A study of the Lego reactor’s impact on learning has been submitted for presentation at the Advancements in Nuclear Instrumentation Measurement Methods and their Applications conference (ANIMMA 2025), to be held in early June in Valencia, Spain. According to Lamirand, “Preliminary results suggest that the model fosters deeper engagement and conceptual understanding.”
“The accessibility and universal appeal of Lego make this model an ideal candidate for outreach activities beyond the classroom,” Lamirand said. He envisions its use in public science events or even in interactive workshops designed to introduce the fundamentals of nuclear science to diverse audiences. “The beauty of this model is that it speaks a language everyone understands. Whether you’re a child fascinated by how things work or an adult curious about nuclear energy, this tool can break down barriers and foster curiosity.”
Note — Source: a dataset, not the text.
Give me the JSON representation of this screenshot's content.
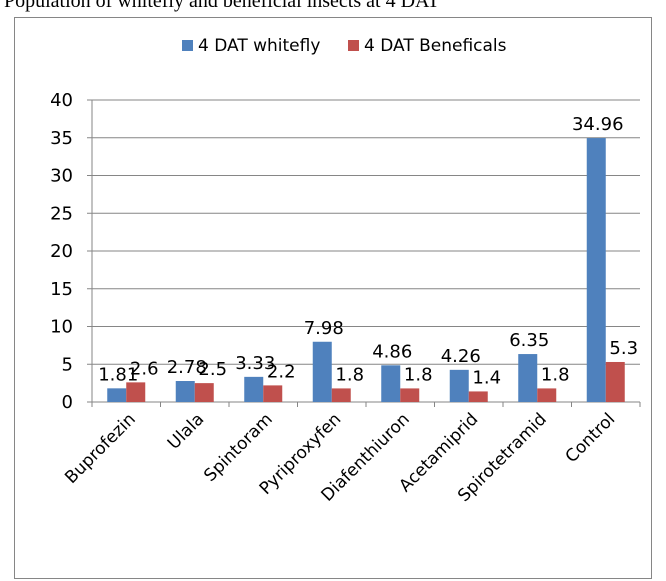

Beyond organized events, the potential commercialization of the model CROCUS as a Lego set could bring nuclear science directly into homes, classrooms, and informal learning environments worldwide. Owing to Lego’s global popularity, the model has “the unique ability to make nuclear science approachable to an exceptionally broad audience—spanning different age groups, professions, and levels of familiarity with science,” observed Lamirand. “By leveraging the playful yet educational nature of Lego, the model has the potential to demystify nuclear science, inspire future scientists, and spark meaningful discussions about the role of nuclear energy in addressing global challenges.”
Vision for the future
Lamirand is clearly a creative and original thinker. He is also a nuclear scientist who holds values that are very important to him. When asked about his career goals, he said, “For me, ‘career goals’ is a surprising expression. I focus on people and purpose. My main objective is to contribute to our community by educating students—in the broad sense—and contributing meaningfully to the nuclear field. I enjoy developing new ideas and seeing them through with people to help motivate them.” He emphasizes the alignment of the nuclear field with ecological and societal values.
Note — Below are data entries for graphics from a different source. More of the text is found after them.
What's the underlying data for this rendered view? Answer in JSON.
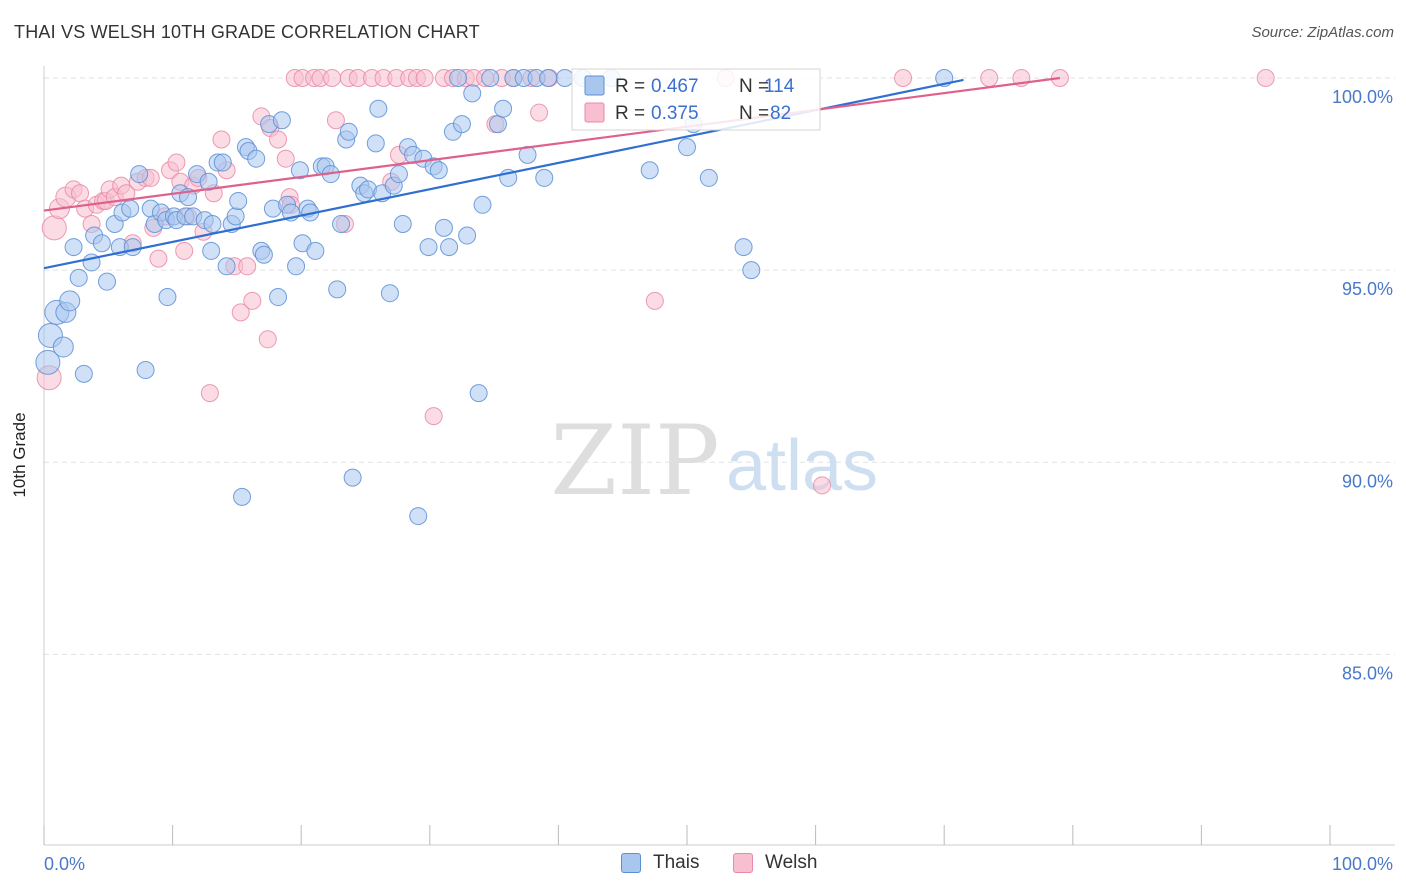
{
  "title": "THAI VS WELSH 10TH GRADE CORRELATION CHART",
  "source": "Source: ZipAtlas.com",
  "watermark": {
    "zip": "ZIP",
    "atlas": "atlas"
  },
  "legend": {
    "r_label": "R =",
    "n_label": "N =",
    "rows": [
      {
        "name": "Thais",
        "r": "0.467",
        "n": "114"
      },
      {
        "name": "Welsh",
        "r": "0.375",
        "n": "82"
      }
    ]
  },
  "colors": {
    "thais_fill": "#a9c7ee",
    "thais_stroke": "#5b8fd6",
    "thais_line": "#2f6fd0",
    "welsh_fill": "#f7bfd0",
    "welsh_stroke": "#e98aa8",
    "welsh_line": "#e0608c",
    "tick_text": "#4a78c9",
    "grid": "#e2e2e2"
  },
  "chart_data": {
    "type": "scatter",
    "title": "THAI VS WELSH 10TH GRADE CORRELATION CHART",
    "xlabel": "",
    "ylabel": "10th Grade",
    "xlim": [
      0,
      100
    ],
    "ylim": [
      80.5,
      100.5
    ],
    "x_tick_labels": [
      "0.0%",
      "100.0%"
    ],
    "y_ticks": [
      {
        "value": 85,
        "label": "85.0%"
      },
      {
        "value": 90,
        "label": "90.0%"
      },
      {
        "value": 95,
        "label": "95.0%"
      },
      {
        "value": 100,
        "label": "100.0%"
      }
    ],
    "grid": "horizontal dashed",
    "legend_position": "top-center",
    "series": [
      {
        "name": "Thais",
        "r": 0.467,
        "n": 114,
        "trend": {
          "x0": 0,
          "y0": 95.05,
          "x1": 71.5,
          "y1": 99.95
        },
        "points": [
          [
            0.3,
            92.6
          ],
          [
            0.5,
            93.3
          ],
          [
            1.0,
            93.9
          ],
          [
            1.5,
            93.0
          ],
          [
            1.7,
            93.9
          ],
          [
            2.0,
            94.2
          ],
          [
            2.3,
            95.6
          ],
          [
            2.7,
            94.8
          ],
          [
            3.1,
            92.3
          ],
          [
            3.7,
            95.2
          ],
          [
            3.9,
            95.9
          ],
          [
            4.5,
            95.7
          ],
          [
            4.9,
            94.7
          ],
          [
            5.5,
            96.2
          ],
          [
            5.9,
            95.6
          ],
          [
            6.1,
            96.5
          ],
          [
            6.7,
            96.6
          ],
          [
            6.9,
            95.6
          ],
          [
            7.4,
            97.5
          ],
          [
            7.9,
            92.4
          ],
          [
            8.3,
            96.6
          ],
          [
            8.6,
            96.2
          ],
          [
            9.1,
            96.5
          ],
          [
            9.5,
            96.3
          ],
          [
            9.6,
            94.3
          ],
          [
            10.1,
            96.4
          ],
          [
            10.3,
            96.3
          ],
          [
            10.6,
            97.0
          ],
          [
            11.0,
            96.4
          ],
          [
            11.2,
            96.9
          ],
          [
            11.6,
            96.4
          ],
          [
            11.9,
            97.5
          ],
          [
            12.5,
            96.3
          ],
          [
            12.8,
            97.3
          ],
          [
            13.0,
            95.5
          ],
          [
            13.1,
            96.2
          ],
          [
            13.5,
            97.8
          ],
          [
            13.9,
            97.8
          ],
          [
            14.2,
            95.1
          ],
          [
            14.6,
            96.2
          ],
          [
            14.9,
            96.4
          ],
          [
            15.1,
            96.8
          ],
          [
            15.4,
            89.1
          ],
          [
            15.7,
            98.2
          ],
          [
            15.9,
            98.1
          ],
          [
            16.5,
            97.9
          ],
          [
            16.9,
            95.5
          ],
          [
            17.1,
            95.4
          ],
          [
            17.5,
            98.8
          ],
          [
            17.8,
            96.6
          ],
          [
            18.2,
            94.3
          ],
          [
            18.5,
            98.9
          ],
          [
            18.9,
            96.7
          ],
          [
            19.2,
            96.5
          ],
          [
            19.6,
            95.1
          ],
          [
            19.9,
            97.6
          ],
          [
            20.1,
            95.7
          ],
          [
            20.5,
            96.6
          ],
          [
            20.7,
            96.5
          ],
          [
            21.1,
            95.5
          ],
          [
            21.6,
            97.7
          ],
          [
            21.9,
            97.7
          ],
          [
            22.3,
            97.5
          ],
          [
            22.8,
            94.5
          ],
          [
            23.1,
            96.2
          ],
          [
            23.5,
            98.4
          ],
          [
            23.7,
            98.6
          ],
          [
            24.0,
            89.6
          ],
          [
            24.6,
            97.2
          ],
          [
            24.9,
            97.0
          ],
          [
            25.2,
            97.1
          ],
          [
            25.8,
            98.3
          ],
          [
            26.0,
            99.2
          ],
          [
            26.3,
            97.0
          ],
          [
            26.9,
            94.4
          ],
          [
            27.2,
            97.2
          ],
          [
            27.6,
            97.5
          ],
          [
            27.9,
            96.2
          ],
          [
            28.3,
            98.2
          ],
          [
            28.7,
            98.0
          ],
          [
            29.1,
            88.6
          ],
          [
            29.5,
            97.9
          ],
          [
            29.9,
            95.6
          ],
          [
            30.3,
            97.7
          ],
          [
            30.7,
            97.6
          ],
          [
            31.1,
            96.1
          ],
          [
            31.5,
            95.6
          ],
          [
            31.8,
            98.6
          ],
          [
            32.2,
            100.0
          ],
          [
            32.5,
            98.8
          ],
          [
            32.9,
            95.9
          ],
          [
            33.3,
            99.6
          ],
          [
            33.8,
            91.8
          ],
          [
            34.1,
            96.7
          ],
          [
            34.7,
            100.0
          ],
          [
            35.3,
            98.8
          ],
          [
            35.7,
            99.2
          ],
          [
            36.1,
            97.4
          ],
          [
            36.5,
            100.0
          ],
          [
            37.3,
            100.0
          ],
          [
            37.6,
            98.0
          ],
          [
            38.3,
            100.0
          ],
          [
            38.9,
            97.4
          ],
          [
            39.2,
            100.0
          ],
          [
            40.5,
            100.0
          ],
          [
            41.9,
            100.0
          ],
          [
            44.1,
            100.0
          ],
          [
            47.1,
            97.6
          ],
          [
            50.0,
            98.2
          ],
          [
            50.5,
            98.8
          ],
          [
            51.7,
            97.4
          ],
          [
            54.4,
            95.6
          ],
          [
            55.0,
            95.0
          ],
          [
            70.0,
            100.0
          ]
        ]
      },
      {
        "name": "Welsh",
        "r": 0.375,
        "n": 82,
        "trend": {
          "x0": 0,
          "y0": 96.55,
          "x1": 79,
          "y1": 100.0
        },
        "points": [
          [
            0.4,
            92.2
          ],
          [
            0.8,
            96.1
          ],
          [
            1.2,
            96.6
          ],
          [
            1.7,
            96.9
          ],
          [
            2.3,
            97.1
          ],
          [
            2.8,
            97.0
          ],
          [
            3.2,
            96.6
          ],
          [
            3.7,
            96.2
          ],
          [
            4.1,
            96.7
          ],
          [
            4.6,
            96.8
          ],
          [
            4.8,
            96.8
          ],
          [
            5.1,
            97.1
          ],
          [
            5.5,
            96.9
          ],
          [
            6.0,
            97.2
          ],
          [
            6.4,
            97.0
          ],
          [
            6.9,
            95.7
          ],
          [
            7.3,
            97.3
          ],
          [
            7.9,
            97.4
          ],
          [
            8.3,
            97.4
          ],
          [
            8.5,
            96.1
          ],
          [
            8.9,
            95.3
          ],
          [
            9.4,
            96.4
          ],
          [
            9.8,
            97.6
          ],
          [
            10.3,
            97.8
          ],
          [
            10.6,
            97.3
          ],
          [
            10.9,
            95.5
          ],
          [
            11.2,
            96.4
          ],
          [
            11.6,
            97.2
          ],
          [
            12.0,
            97.4
          ],
          [
            12.4,
            96.0
          ],
          [
            12.9,
            91.8
          ],
          [
            13.2,
            97.0
          ],
          [
            13.8,
            98.4
          ],
          [
            14.2,
            97.6
          ],
          [
            14.8,
            95.1
          ],
          [
            15.3,
            93.9
          ],
          [
            15.8,
            95.1
          ],
          [
            16.2,
            94.2
          ],
          [
            16.9,
            99.0
          ],
          [
            17.4,
            93.2
          ],
          [
            17.6,
            98.7
          ],
          [
            18.2,
            98.4
          ],
          [
            18.8,
            97.9
          ],
          [
            19.1,
            96.9
          ],
          [
            19.2,
            96.7
          ],
          [
            19.5,
            100.0
          ],
          [
            20.1,
            100.0
          ],
          [
            21.0,
            100.0
          ],
          [
            21.5,
            100.0
          ],
          [
            22.4,
            100.0
          ],
          [
            22.7,
            98.9
          ],
          [
            23.4,
            96.2
          ],
          [
            23.7,
            100.0
          ],
          [
            24.4,
            100.0
          ],
          [
            25.5,
            100.0
          ],
          [
            26.4,
            100.0
          ],
          [
            27.0,
            97.3
          ],
          [
            27.4,
            100.0
          ],
          [
            27.6,
            98.0
          ],
          [
            28.4,
            100.0
          ],
          [
            29.0,
            100.0
          ],
          [
            29.6,
            100.0
          ],
          [
            30.3,
            91.2
          ],
          [
            31.1,
            100.0
          ],
          [
            31.8,
            100.0
          ],
          [
            32.8,
            100.0
          ],
          [
            33.4,
            100.0
          ],
          [
            34.3,
            100.0
          ],
          [
            35.1,
            98.8
          ],
          [
            35.6,
            100.0
          ],
          [
            36.5,
            100.0
          ],
          [
            37.9,
            100.0
          ],
          [
            38.5,
            99.1
          ],
          [
            39.3,
            100.0
          ],
          [
            47.5,
            94.2
          ],
          [
            53.0,
            100.0
          ],
          [
            60.5,
            89.4
          ],
          [
            66.8,
            100.0
          ],
          [
            73.5,
            100.0
          ],
          [
            76.0,
            100.0
          ],
          [
            79.0,
            100.0
          ],
          [
            95.0,
            100.0
          ]
        ]
      }
    ]
  }
}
For Lamirand, projects like the Lego CROCUS are not just about education but are also about inspiring the next generation of nuclear professionals. “By making nuclear science tangible and engaging, we can motivate students to explore this field and contribute meaningfully to society.” Should Lego not commercialize the model, Lamirand plans to release it himself as a Lego “MOC” (my own creation), with instructions and a parts list available on an online community platform, thereby ensuring that anyone who is interested can build their own model CROCUS.
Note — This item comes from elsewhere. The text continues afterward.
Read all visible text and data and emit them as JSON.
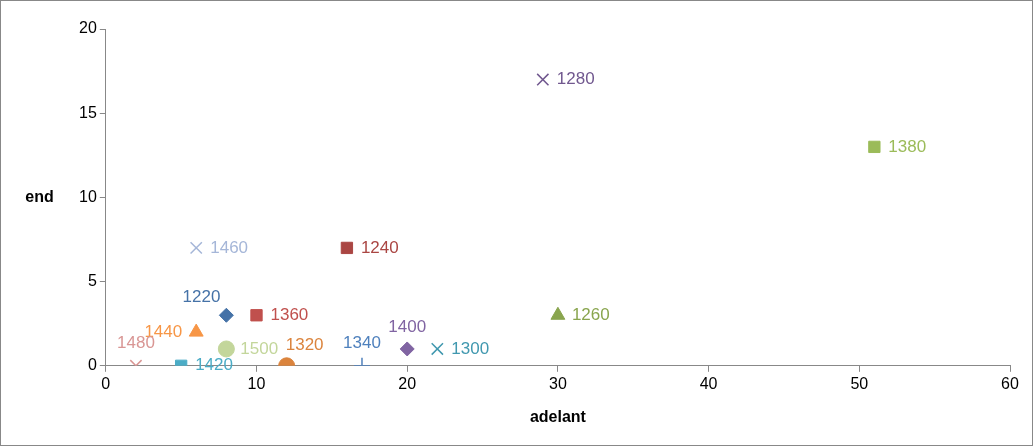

Whether as a teaching tool or a source of inspiration, Lamirand’s Lego reactor demonstrates how creativity and science can intersect to make complex topics more approachable. As the project continues to gain momentum, it serves as a testament to how simple ideas, like assembling a model from Lego, can have a profound impact on the education of students and the public understanding of nuclear science. Imagine the motivation and values that the CROCUS Lego model could help inspire should it be commercialized.